Meer dan 250.000 mensen in Nederland doen naar verwachting dit weekend mee aan de Nationale Tuinvogeltelling. Met pen, papier en misschien een verrekijker in de hand turen de tellers naar buiten om binnen een half uur zo veel mogelijk vogelsoorten te spotten. Een van hen is vogelonderzoeker Arend van Dijk uit Uffelte.
De tuin van de vogelonderzoeker grenst aan het bosrijke Landgoed Rheebruggen, dat wordt onderhouden door Het Drentse Landschap. Door de landelijke ligging ziet hij tijdens de tuinvogeltelling vaak heel andere vogels dan de meeste andere tellers.
"De huismus staat meestal bovenaan de lijst met meest geziene vogels, maar bij mij is dat de geelgors. Die komt in het westen van Nederland bijna niet meer voor, maar hier in mijn tuin zie je soms wel achttien tegelijkertijd", zegt Van Dijk.
Vroeg op pad
Als het om vogels tellen gaat, is Van Dijk bepaald geen groentje. Eind jaren zestig van de vorige eeuw begon hij al als vogelonderzoeker en het bijhouden van de vogelstand was een belangrijk onderdeel van zijn werk. Nog steeds is hij regelmatig buiten te vinden.
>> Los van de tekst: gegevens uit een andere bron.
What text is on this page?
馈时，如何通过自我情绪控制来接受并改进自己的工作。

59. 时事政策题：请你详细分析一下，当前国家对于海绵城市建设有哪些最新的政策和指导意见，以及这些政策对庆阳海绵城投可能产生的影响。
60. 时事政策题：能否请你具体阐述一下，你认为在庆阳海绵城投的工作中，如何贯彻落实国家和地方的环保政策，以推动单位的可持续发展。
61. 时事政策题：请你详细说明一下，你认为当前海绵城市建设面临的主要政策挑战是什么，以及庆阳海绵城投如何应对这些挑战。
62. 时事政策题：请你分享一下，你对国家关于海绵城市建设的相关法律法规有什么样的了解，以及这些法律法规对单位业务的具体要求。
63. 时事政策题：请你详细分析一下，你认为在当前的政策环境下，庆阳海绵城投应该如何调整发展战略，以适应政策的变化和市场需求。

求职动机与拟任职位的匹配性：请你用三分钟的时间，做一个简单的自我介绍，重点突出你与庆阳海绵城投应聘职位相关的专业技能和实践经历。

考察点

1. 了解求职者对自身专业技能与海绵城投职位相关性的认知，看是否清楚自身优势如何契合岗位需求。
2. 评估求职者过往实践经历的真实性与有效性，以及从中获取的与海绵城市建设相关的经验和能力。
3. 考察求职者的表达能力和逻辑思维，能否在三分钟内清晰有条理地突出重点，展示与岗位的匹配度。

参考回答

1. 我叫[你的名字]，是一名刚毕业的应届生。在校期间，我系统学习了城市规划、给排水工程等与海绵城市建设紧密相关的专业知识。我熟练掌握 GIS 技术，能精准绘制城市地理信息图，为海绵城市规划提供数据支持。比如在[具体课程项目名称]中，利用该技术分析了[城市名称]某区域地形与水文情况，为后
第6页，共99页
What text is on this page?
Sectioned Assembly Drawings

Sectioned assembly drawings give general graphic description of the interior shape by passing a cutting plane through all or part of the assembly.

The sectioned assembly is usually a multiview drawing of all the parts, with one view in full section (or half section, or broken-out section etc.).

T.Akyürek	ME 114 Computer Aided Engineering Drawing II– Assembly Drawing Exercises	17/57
"Het is heerlijk om op een zonnige vroege morgen in het veld te zijn. Dat moet ook wel, want de meeste vogels beginnen al heel vroeg met zingen. In de loop van de dag gaan ze eten zoeken en hoor je ze minder."
Achter de keukentafel
Tijdens de tuinvogeltelling gaat Van Dijk, zoals het hoort, niet de deur uit. Op een stoel vanachter de keukentafel telt de vogelonderzoeker net als honderdduizenden anderen braaf de vogels in zijn tuin.
Een groep gele en bruine vogeltjes landt in de buurt van wat zonnebloempitten die Van Dijk gestrooid heeft. "Geelgorzen, mannetjes en vrouwtjes. En kijk, er zitten ook wat vinken en pimpelmezen bij!"
Zonder waarschuwing stuiven de vogels plots allemaal weg. Een Vlaamse gaai, reusachtig vergeleken met de kleine zangvogels, komt aangevlogen, schrokt wat zaden weg en schiet er weer vandoor. Van Dijk schrijft ook deze soort glimlachend in zijn notitieboekje. "Mijn lijst zal ongetwijfeld weer afwijken van de landelijke top tien. Dat heb je nu eenmaal met zo'n bosrijke tuin."
Zorgen over de merel
Het jaarlijks tellen van de tuinvogels wordt georganiseerd door de Vogelbescherming en Sovon Vogelonderzoek Nederland. Dit jaar is er extra aandacht voor de merel. De Vogelbescherming maakt zich zorgen over de bekende zwarte zangvogel.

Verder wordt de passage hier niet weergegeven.